Es ist dunkel und wir liegen schweigend nebeneinander in einem Ehebett, das für Riesen gemacht worden ist. Morgen verfrachte ich ihn in mein Auto und bringe ihn nach Hause. Ich weiß, dass er nicht schläft, doch wir haben seit Stunden kein Wort mehr gewechselt. Es ist seltsam, direkt neben ihm zu liegen und nicht mit ihm zu sprechen, ihn nicht berühren zu können. Lasse ist mir so nahe, dass ich ihn riechen kann. Ein Duft nach Tabak und frisch gewaschener Wäsche. Er liegt am äußersten Rand seiner Seite und trotzdem kann ich seine Wärme spüren. Ich möchte ihn nur einmal berühren, ihn einmal so anfassen, wie ich es mich all die Jahre nicht getraut habe.

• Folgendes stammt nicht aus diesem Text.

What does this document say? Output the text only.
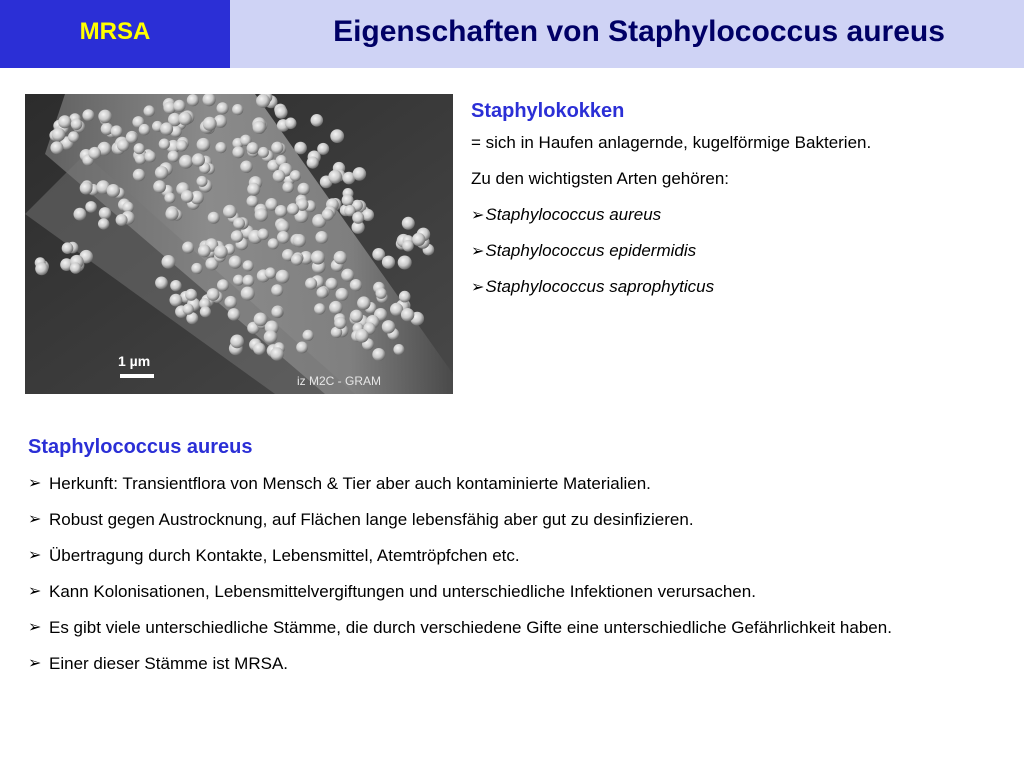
MRSA	Eigenschaften von Staphylococcus aureus
1 µm
iz M2C - GRAM
Staphylokokken
= sich in Haufen anlagernde, kugelförmige Bakterien.
Zu den wichtigsten Arten gehören:
➢ Staphylococcus aureus
➢ Staphylococcus epidermidis
➢ Staphylococcus saprophyticus
Staphylococcus aureus
➢ Herkunft: Transientflora von Mensch & Tier aber auch kontaminierte Materialien.
➢ Robust gegen Austrocknung, auf Flächen lange lebensfähig aber gut zu desinfizieren.
➢ Übertragung durch Kontakte, Lebensmittel, Atemtröpfchen etc.
➢ Kann Kolonisationen, Lebensmittelvergiftungen und unterschiedliche Infektionen verursachen.
➢ Es gibt viele unterschiedliche Stämme, die durch verschiedene Gifte eine unterschiedliche Gefährlichkeit haben.
➢ Einer dieser Stämme ist MRSA.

Tau hängt an den Graßhalmen. Die Tiere, die hier an der Grenze zwischen Wald und Laacher See leben, erwachen gerade. Man hört es an ihrem müden Zierpen und Quaken. Über mir droht der Schatten der Abtei. Ich weiß, wozu er mich an diese Waldlichtung geführt hat, aber ich verstehe immer noch nicht, warum er das tut.
Ich blicke in sein verzweifeltes Gesicht und dann ohne Überraschung in den Lauf der Pistole.
"Versprich mir zumindest, mich nicht zu verlassen.", sage ich.
"Peng, Peng!", sagt Lasse.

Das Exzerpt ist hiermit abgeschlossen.